The best way to get better at anything is through lots (and lots) of practice. If you want to improve your writing, write more! Many successful authors advocate daily writing, but how can you get into the habit of writing every day?
● Set goals
A great way to start and keep yourself writing is to set goals for yourself and hold yourself accountable to them. Maybe your goal is to write something every day, regardless of length. Maybe you’ll aim to write a certain amount by the end of the week or month. Whether you choose a short-term or long-term goal, having one in place will help keep you on track as you start your writing journey.
● Editing and revision count as writing
Depending on what you choose to write, not every day will require you to write something entirely new. Some days will be spent writing, some editing, and some revising or re-working your writing. The thought of writing every day can be intimidating, but remember that you’re committing time to the writing process.

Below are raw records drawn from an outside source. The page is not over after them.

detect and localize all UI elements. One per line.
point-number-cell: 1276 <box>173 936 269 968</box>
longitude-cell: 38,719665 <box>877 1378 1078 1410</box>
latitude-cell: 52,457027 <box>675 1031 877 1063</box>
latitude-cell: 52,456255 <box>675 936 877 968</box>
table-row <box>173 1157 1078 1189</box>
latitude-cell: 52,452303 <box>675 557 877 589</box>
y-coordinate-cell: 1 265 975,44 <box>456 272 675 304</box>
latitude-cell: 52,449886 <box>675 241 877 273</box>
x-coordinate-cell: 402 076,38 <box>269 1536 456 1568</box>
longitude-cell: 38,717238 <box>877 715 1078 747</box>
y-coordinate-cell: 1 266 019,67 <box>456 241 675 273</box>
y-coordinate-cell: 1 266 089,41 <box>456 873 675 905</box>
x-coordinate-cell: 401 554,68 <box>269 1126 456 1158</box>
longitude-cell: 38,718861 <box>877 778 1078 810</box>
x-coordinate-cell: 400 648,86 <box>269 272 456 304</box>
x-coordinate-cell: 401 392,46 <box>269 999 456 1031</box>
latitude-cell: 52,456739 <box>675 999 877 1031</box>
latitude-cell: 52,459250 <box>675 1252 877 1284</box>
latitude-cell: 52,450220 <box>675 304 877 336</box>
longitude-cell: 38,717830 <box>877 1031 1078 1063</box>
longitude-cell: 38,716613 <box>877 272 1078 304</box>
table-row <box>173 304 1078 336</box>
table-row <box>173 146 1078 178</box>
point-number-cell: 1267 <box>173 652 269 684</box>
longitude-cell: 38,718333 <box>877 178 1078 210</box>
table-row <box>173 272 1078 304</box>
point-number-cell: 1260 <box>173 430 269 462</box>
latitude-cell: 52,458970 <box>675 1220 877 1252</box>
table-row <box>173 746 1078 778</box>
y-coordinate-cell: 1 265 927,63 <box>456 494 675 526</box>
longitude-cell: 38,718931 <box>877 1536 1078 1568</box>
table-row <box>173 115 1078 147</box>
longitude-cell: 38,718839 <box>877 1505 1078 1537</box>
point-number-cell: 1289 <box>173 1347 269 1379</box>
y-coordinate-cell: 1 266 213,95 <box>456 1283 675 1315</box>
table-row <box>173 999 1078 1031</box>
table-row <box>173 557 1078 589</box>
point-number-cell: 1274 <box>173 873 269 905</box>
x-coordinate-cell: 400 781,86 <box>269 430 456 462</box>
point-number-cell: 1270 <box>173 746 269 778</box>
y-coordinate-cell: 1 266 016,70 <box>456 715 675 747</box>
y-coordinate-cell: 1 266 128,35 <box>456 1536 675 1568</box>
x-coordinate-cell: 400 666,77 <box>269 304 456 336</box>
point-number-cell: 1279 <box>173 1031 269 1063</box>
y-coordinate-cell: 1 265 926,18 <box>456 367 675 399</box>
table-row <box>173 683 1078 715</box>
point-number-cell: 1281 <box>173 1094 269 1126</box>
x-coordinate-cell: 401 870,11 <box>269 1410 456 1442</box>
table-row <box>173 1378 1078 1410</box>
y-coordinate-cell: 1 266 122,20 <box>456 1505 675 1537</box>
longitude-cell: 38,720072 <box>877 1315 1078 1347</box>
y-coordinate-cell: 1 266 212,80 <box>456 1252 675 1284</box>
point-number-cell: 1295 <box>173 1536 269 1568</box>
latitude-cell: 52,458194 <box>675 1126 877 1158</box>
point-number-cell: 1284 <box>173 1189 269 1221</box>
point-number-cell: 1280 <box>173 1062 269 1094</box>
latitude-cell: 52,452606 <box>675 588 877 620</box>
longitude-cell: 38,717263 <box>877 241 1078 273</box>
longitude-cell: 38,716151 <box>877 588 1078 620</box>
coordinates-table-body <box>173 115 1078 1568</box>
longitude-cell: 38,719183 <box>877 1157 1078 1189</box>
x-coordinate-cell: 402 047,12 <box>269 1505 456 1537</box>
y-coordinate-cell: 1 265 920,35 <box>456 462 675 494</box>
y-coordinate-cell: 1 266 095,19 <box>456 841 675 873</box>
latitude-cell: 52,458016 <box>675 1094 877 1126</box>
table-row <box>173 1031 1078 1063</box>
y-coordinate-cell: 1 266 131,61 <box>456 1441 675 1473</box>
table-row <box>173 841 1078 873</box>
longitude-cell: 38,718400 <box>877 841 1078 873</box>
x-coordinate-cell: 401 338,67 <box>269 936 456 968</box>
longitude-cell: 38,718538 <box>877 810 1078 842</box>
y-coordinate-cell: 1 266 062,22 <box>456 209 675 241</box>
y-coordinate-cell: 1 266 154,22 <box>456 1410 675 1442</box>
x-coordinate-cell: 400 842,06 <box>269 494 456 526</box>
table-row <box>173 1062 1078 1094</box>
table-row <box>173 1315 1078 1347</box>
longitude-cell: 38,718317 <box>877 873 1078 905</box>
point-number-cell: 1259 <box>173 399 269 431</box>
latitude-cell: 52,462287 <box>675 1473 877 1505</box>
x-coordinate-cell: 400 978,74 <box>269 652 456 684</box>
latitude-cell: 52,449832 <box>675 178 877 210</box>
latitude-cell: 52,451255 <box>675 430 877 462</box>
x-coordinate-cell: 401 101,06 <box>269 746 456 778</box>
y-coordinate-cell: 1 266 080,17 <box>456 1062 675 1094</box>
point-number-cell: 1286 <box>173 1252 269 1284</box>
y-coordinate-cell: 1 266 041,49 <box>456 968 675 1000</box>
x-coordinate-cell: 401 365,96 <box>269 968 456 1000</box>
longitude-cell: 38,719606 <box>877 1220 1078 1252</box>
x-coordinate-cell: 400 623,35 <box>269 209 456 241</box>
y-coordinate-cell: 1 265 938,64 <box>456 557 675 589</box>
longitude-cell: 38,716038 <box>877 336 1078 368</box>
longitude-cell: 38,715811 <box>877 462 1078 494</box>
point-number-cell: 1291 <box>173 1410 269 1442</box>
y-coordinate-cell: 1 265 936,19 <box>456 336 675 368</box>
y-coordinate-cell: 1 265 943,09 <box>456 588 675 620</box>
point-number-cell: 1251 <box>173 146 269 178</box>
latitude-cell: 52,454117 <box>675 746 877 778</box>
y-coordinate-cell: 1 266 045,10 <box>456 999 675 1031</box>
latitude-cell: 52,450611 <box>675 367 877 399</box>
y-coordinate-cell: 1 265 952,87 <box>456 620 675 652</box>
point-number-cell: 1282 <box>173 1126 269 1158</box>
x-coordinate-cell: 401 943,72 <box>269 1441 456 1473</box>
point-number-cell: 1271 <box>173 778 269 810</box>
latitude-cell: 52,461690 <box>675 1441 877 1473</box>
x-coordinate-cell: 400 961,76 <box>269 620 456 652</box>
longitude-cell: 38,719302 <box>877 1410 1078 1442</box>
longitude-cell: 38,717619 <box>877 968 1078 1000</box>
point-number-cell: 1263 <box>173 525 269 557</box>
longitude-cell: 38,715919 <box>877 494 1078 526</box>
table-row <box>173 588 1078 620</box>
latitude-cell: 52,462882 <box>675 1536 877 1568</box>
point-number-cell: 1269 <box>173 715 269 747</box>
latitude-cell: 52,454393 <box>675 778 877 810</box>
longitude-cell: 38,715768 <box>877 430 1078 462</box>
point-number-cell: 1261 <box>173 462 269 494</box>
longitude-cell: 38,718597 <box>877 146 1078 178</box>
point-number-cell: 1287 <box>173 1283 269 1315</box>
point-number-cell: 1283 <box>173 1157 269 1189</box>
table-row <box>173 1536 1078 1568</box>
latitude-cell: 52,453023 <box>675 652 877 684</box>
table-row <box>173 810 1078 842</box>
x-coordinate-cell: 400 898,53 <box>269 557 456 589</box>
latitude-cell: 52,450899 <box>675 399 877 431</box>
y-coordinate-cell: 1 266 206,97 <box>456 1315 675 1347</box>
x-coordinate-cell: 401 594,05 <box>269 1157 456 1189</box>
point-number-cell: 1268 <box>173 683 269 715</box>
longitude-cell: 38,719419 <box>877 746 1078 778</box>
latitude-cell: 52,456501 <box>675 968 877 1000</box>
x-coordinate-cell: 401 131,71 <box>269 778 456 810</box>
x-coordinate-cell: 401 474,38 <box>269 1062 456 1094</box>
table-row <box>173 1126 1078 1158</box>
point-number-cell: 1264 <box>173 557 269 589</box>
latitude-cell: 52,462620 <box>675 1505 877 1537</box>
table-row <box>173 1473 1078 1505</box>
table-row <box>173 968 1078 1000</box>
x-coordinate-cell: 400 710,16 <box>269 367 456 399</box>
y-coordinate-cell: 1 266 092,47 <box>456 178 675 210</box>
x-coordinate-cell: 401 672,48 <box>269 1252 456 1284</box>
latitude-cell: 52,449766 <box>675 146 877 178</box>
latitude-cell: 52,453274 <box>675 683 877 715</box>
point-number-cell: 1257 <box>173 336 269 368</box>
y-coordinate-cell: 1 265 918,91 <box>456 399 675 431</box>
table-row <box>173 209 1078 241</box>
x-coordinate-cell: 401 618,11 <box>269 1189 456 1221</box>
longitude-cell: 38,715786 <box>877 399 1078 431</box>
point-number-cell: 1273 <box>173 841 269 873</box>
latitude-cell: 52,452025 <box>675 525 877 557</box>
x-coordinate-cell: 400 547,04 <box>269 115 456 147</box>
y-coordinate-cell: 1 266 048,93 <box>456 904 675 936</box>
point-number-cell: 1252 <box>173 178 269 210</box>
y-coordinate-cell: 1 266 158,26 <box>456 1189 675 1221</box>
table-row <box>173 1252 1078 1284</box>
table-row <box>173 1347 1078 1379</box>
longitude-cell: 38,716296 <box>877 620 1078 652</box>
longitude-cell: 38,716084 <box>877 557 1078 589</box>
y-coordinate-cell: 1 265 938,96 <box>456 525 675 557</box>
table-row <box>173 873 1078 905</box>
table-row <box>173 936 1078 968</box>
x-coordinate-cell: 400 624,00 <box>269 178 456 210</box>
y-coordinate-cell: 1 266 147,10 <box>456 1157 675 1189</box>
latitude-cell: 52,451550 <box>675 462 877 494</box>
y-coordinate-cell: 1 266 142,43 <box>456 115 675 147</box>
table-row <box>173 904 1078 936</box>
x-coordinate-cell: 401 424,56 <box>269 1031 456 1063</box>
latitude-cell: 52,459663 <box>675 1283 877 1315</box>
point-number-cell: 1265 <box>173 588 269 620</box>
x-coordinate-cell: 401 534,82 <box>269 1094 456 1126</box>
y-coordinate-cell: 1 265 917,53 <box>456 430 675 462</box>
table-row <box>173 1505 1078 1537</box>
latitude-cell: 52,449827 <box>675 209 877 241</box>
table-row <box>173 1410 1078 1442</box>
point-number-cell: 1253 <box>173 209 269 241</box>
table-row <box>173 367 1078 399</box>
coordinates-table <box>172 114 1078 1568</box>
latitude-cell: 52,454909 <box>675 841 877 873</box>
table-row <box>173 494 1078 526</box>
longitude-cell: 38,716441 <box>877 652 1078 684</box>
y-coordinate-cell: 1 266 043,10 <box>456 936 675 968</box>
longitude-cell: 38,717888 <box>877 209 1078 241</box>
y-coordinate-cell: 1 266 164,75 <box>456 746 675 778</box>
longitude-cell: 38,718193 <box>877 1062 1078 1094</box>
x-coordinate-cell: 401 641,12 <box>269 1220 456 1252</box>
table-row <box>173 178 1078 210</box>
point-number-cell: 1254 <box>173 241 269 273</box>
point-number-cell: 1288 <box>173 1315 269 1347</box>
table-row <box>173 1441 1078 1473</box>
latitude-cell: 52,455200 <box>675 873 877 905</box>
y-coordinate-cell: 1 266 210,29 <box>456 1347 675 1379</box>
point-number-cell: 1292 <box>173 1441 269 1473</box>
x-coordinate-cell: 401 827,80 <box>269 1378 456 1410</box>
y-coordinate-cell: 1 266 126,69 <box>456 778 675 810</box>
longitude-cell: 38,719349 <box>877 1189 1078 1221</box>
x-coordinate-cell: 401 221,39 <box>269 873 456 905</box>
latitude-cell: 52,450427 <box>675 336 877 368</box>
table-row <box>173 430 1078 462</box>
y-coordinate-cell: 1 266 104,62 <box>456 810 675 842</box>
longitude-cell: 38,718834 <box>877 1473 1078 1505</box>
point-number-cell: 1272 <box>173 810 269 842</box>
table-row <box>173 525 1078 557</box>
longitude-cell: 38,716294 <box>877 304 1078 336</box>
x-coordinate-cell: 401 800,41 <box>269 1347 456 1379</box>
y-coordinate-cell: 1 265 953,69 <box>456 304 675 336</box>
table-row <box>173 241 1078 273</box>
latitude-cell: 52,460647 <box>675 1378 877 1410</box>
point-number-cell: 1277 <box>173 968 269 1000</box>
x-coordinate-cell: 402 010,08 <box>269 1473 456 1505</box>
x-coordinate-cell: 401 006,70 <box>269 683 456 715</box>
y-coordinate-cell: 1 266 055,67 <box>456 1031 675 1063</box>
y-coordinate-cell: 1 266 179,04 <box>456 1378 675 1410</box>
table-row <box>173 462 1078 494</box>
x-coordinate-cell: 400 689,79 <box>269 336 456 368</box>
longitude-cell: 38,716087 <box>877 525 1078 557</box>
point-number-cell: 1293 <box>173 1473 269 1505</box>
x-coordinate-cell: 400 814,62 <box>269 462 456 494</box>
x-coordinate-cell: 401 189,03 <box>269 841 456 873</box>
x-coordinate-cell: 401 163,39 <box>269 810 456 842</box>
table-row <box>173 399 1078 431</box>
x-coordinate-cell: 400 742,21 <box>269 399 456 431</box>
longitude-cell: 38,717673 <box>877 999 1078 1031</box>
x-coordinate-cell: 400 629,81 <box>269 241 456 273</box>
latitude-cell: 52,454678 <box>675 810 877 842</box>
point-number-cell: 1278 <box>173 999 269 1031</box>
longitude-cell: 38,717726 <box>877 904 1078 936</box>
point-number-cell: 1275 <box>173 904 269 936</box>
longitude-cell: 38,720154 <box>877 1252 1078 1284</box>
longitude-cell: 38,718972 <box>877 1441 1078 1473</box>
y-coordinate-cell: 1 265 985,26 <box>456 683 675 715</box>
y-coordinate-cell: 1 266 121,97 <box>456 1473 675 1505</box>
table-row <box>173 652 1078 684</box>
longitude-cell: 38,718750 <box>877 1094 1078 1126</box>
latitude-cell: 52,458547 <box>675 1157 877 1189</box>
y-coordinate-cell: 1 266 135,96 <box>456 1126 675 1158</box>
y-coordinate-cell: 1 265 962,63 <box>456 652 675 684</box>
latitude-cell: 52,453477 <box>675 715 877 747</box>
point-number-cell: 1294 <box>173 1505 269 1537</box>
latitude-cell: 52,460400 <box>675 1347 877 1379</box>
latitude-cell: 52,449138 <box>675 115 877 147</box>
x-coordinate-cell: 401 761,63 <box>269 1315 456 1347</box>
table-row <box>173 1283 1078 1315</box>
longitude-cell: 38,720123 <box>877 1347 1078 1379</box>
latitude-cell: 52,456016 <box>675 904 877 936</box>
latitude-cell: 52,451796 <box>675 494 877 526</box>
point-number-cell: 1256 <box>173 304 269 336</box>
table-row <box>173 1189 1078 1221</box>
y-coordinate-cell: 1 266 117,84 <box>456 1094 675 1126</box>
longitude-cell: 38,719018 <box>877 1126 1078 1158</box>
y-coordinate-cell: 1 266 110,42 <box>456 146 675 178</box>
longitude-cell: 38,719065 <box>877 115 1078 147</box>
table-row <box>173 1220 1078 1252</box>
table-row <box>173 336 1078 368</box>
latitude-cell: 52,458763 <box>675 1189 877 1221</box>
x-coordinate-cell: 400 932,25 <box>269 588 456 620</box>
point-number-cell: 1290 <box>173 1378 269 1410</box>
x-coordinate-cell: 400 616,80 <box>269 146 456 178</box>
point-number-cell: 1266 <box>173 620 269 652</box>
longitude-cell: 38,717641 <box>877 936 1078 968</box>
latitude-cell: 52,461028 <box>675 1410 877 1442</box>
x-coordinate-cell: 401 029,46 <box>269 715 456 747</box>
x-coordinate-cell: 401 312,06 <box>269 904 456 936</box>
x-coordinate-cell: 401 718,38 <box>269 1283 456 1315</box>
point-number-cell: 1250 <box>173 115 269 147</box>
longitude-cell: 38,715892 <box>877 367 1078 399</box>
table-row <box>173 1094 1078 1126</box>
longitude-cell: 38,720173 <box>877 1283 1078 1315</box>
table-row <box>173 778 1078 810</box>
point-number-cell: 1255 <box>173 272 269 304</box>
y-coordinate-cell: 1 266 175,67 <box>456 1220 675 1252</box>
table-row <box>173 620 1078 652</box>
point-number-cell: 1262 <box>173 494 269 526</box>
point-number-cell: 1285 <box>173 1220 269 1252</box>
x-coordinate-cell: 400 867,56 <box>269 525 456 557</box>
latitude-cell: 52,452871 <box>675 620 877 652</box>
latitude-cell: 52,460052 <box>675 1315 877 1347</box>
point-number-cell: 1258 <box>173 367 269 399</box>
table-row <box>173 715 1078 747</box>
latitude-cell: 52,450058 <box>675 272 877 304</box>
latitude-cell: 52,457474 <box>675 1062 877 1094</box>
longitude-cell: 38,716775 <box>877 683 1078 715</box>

● Find a medium that inspires you
A lot of people use media that will encourage them to write often such as diaries or blogs; these options can provide more structure to your new writing regime since they are based on recurrence. You should also consider whether you prefer to write with pen & paper or on a computer; each medium lends itself well to certain things but more poorly for others. For example, you may be able to type down your ideas faster on a computer, but you might have an easier time organizing them with pen and paper by drafting up a quick chart or an idea web.
● Fiction or Non-Fiction?
Before you start, it is a good idea to consider whether you want to write fiction or non-fiction. Each will demand different things of you. Non-fiction, particularly if it is a personal narrative, will likely take the form of more reflective, introspective writing – not unlike that of a diary entry. This type of writing will require you to reflect on your experiences and knowledge to produce a meaningful story or reflection. Fiction will demand much more imagination and, potentially, creativity. It will likely require more foresight in narrative development (i.e. a sense of where the story is going to go) since there is no historical linkage to refer back to like there is in non-fiction. Of course, it is a good idea to include both in your repertoire, since it will encourage you to develop the skills required for each.